Attorney Chris Burks today filed a class action lawsuit in Pulaski County Circuit Court alleging that “[t]he Little Rock School District and the Pulaski County juvenile system operate an unconstitutional school-to-prison pipeline that disparately impacts African-Americans.”
According to the lawsuit, “African-Americans in Little Rock School District School District schools are more likely to receive out-of-school suspensions for the same offense, more likely to be arrested for school-based offenses, and once detained are more likely to stay detained longer than other races. School infractions are over 500% more likely to happen to African-Americans than white students.”
The plaintiffs are mother Rochelle Anderson of Little Rock and her juvenile son, a student in the LRSD, named here as “Anthony Doe.” According to the lawsuit, he “has been suspended and arrested at school, with a pending charge in the Pulaski County juvenile system. He has experienced repeated exclusionary discipline and classroom removals for non-criminal behavior.”
The named defendants are Michael Poore in his official capacity as superintendent of the LRSD; Lauran Robertson, Robert Bonnette, Jr., Martha Carder and Roger Rasico, Jr., in their official capacities as Pulaski County Juvenile Intake officers; and Pulaski County.
The lawsuit runs through a number of statistics regarding school discipline since the state takeover the LRSD. A few examples:
From June to December of 2018, there were 54 school-based arrests at 86.5% African-American Little Rock McClellan and only 5 school-based arrest at 52.1% African-American Little Rock Central, 7 even though the Defendants have long been on notice that over several years prior the likelihood that an out-of-school suspension happened to an African-American student as compared to a Caucasian student was 5.1 times greater.

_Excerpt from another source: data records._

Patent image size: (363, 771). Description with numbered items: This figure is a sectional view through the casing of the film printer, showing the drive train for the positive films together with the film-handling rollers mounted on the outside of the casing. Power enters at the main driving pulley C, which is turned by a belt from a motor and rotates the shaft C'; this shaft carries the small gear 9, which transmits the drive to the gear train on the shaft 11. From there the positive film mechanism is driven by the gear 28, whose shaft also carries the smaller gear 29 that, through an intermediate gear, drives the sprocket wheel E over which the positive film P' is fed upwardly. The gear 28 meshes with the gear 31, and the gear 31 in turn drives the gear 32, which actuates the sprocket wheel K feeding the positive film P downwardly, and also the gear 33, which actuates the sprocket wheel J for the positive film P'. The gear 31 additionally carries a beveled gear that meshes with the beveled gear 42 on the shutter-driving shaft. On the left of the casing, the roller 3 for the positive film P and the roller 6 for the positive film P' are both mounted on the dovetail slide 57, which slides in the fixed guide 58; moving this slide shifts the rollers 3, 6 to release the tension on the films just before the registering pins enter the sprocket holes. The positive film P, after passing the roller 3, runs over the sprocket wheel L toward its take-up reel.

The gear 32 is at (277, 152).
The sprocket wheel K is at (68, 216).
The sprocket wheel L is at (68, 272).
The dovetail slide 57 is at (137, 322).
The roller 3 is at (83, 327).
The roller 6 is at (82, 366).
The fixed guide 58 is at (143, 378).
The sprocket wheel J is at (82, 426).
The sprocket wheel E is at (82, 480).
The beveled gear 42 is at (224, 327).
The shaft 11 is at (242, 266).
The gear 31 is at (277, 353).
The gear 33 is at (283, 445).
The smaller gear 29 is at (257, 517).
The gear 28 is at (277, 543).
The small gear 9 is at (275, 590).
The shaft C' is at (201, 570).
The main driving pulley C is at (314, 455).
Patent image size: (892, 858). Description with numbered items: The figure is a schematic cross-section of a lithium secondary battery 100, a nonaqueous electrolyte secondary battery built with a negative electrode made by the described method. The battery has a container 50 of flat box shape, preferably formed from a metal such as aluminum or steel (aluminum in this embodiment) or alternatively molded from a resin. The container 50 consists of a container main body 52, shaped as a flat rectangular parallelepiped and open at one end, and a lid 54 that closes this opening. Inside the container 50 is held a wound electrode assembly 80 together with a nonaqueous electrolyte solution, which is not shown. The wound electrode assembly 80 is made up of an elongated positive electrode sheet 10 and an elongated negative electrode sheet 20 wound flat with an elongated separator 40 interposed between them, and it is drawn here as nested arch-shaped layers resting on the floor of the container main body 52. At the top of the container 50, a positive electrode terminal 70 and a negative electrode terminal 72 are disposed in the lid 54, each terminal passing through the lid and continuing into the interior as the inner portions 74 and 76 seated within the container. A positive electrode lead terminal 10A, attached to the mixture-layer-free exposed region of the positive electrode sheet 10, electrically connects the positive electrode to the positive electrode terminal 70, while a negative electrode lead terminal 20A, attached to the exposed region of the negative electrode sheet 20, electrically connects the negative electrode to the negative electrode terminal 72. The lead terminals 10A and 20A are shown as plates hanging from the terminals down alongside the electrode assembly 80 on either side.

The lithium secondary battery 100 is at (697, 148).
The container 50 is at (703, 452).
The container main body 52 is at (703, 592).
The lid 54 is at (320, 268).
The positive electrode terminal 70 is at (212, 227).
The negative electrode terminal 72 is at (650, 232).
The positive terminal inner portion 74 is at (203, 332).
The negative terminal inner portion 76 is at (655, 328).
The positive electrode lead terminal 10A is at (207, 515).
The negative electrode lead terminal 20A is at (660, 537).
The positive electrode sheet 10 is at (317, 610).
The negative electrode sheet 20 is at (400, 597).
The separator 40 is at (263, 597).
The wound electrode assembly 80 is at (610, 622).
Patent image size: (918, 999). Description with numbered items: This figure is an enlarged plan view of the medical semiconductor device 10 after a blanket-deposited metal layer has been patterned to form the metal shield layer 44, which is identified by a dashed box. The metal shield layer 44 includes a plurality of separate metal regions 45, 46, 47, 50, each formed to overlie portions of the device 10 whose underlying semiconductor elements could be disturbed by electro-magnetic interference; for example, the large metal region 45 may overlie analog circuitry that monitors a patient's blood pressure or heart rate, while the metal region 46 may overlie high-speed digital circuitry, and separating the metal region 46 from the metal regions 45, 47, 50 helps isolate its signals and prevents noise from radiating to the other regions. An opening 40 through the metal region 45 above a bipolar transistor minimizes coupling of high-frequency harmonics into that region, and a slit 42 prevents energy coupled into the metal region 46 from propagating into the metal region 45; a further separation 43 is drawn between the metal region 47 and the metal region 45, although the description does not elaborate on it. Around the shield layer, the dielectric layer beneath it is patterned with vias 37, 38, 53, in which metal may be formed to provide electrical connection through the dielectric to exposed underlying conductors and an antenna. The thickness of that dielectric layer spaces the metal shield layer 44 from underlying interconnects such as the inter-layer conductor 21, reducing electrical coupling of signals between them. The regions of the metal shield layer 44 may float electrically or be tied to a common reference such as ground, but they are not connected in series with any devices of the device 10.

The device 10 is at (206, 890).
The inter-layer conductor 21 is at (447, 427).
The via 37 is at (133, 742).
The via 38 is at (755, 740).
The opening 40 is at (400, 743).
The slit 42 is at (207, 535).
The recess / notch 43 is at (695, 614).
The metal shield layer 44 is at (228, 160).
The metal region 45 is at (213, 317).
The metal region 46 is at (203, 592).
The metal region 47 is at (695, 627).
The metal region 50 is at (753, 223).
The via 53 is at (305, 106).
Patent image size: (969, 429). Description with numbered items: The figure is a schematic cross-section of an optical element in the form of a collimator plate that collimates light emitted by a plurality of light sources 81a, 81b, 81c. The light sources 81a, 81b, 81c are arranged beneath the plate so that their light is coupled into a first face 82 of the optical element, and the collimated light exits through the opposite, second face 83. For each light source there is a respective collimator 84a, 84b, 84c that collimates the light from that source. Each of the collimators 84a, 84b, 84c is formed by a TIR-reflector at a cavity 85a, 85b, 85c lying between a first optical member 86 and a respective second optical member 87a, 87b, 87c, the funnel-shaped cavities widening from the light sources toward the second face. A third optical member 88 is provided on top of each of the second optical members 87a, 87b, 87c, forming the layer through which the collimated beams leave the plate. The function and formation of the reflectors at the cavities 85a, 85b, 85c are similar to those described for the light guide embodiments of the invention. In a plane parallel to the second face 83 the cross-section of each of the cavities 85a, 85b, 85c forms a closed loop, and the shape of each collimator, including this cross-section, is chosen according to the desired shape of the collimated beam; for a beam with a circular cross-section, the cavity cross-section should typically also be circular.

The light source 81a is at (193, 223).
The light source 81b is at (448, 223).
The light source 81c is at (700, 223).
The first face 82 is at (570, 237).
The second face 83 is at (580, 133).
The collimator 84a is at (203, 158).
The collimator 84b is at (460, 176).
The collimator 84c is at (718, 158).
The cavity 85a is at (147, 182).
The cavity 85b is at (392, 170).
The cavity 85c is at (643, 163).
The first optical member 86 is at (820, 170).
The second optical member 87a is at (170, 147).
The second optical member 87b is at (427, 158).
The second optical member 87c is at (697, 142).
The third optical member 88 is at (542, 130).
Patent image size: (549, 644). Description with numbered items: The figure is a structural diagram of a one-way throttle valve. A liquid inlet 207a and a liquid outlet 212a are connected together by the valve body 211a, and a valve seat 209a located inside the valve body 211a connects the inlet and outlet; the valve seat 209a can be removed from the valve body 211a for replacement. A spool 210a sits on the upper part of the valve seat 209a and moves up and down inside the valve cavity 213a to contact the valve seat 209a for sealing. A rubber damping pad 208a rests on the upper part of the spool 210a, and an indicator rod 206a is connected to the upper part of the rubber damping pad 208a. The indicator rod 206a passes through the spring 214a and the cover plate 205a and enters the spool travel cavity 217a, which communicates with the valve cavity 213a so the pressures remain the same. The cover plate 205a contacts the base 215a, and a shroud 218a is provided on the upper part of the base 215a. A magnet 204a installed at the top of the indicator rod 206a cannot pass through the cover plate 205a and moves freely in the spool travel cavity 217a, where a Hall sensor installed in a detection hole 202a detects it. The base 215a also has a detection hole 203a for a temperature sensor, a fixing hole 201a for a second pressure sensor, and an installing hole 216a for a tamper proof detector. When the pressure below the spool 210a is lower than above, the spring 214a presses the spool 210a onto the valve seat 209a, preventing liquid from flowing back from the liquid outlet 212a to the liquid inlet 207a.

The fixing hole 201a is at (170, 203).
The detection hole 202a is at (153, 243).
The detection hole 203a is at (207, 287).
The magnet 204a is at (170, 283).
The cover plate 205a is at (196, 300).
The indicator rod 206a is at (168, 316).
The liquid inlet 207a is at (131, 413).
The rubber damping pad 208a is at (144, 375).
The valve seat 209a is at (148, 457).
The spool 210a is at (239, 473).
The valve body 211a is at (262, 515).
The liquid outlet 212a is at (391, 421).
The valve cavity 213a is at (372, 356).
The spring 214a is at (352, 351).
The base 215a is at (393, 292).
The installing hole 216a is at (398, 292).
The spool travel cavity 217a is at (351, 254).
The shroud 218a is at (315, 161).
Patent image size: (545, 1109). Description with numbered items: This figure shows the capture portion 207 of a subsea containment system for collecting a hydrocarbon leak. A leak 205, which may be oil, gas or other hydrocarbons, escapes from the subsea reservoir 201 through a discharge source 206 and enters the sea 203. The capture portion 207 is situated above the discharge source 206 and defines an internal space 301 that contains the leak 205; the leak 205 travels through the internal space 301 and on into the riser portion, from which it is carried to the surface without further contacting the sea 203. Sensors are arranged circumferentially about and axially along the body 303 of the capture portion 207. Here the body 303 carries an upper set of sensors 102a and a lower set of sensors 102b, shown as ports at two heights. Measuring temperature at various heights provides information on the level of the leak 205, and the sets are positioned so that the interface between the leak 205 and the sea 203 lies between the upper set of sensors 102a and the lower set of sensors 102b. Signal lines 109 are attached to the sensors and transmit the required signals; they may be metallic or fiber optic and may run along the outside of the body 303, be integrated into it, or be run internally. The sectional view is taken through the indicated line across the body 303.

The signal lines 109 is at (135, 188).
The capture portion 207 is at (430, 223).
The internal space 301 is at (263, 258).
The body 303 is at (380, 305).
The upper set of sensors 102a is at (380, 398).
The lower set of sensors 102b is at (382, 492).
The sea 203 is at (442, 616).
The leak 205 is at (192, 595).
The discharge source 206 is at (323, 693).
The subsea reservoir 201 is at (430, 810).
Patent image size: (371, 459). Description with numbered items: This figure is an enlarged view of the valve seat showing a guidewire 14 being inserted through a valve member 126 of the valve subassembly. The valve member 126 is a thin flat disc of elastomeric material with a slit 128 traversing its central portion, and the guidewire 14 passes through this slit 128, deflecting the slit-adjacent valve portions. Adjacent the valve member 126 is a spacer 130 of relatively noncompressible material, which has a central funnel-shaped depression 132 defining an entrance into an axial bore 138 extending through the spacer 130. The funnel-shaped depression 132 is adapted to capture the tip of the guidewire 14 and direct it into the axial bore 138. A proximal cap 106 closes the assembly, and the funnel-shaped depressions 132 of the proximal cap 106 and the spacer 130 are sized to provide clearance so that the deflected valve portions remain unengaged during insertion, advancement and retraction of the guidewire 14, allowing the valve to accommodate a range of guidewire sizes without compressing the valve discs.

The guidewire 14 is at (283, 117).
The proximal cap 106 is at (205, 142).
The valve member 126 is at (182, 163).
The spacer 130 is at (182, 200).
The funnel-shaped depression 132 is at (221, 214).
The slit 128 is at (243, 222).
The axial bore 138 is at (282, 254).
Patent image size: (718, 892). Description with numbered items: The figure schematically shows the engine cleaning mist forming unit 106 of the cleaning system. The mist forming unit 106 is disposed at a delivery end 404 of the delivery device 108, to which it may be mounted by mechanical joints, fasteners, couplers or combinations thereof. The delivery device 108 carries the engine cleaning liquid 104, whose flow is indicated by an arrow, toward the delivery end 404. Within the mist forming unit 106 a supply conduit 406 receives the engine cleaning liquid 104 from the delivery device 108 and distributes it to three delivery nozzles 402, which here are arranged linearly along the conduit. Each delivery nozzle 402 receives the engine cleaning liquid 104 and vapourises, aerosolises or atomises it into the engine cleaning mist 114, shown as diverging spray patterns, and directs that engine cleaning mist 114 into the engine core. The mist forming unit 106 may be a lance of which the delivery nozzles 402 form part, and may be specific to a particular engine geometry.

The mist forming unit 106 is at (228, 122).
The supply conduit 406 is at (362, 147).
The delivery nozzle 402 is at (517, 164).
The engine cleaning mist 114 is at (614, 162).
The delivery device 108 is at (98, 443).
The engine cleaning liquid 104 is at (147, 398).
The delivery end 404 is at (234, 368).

[I]n the 2018-2019 school year, there were 254 out-of-school suspensions at McClellan High School taking students away from the learning environment. As is expected when students are missing so much instructional time, the school’s Value-Added Growth score was 77.58, indicating students, on average, are losing ground compared to their expected growth in achievement.
Put in context, there were 26 out-of-school suspensions for every 100 AfricanAmerican students at McClellan High School in 2018-2019. Importantly, students placed in suspension or arrested are more likely to dropout. Thus as is expected when there are so many arrest and suspensions, in 2018-2019, the 4-Year Graduation Rate at Little Rock McClellan was 73.02%, well below the 2018 statewide average of 89.2%
The lawsuit asks the court to order the LRSD to revise its school discipline policy and training; to order the district to contract with an outside provider to track and research school discipline, ensure that the system is not disparately impacting African-American students, and report back to the court; to order Pulaski County to provide additional alternatives to detention; and order the LRSD and Pulaski County to allocate an increased budget for diversion programs.
The lawsuit also states that taxpayers should be refunded public monies spent supporting school-based arrests, spending that the lawsuit alleges is arbitrary, discriminatory, and illegal.
The class action suit asks the court to certify a class of “all African-American children suspended or expelled who were also arrested at school and thus in the juvenile system within the past three years.”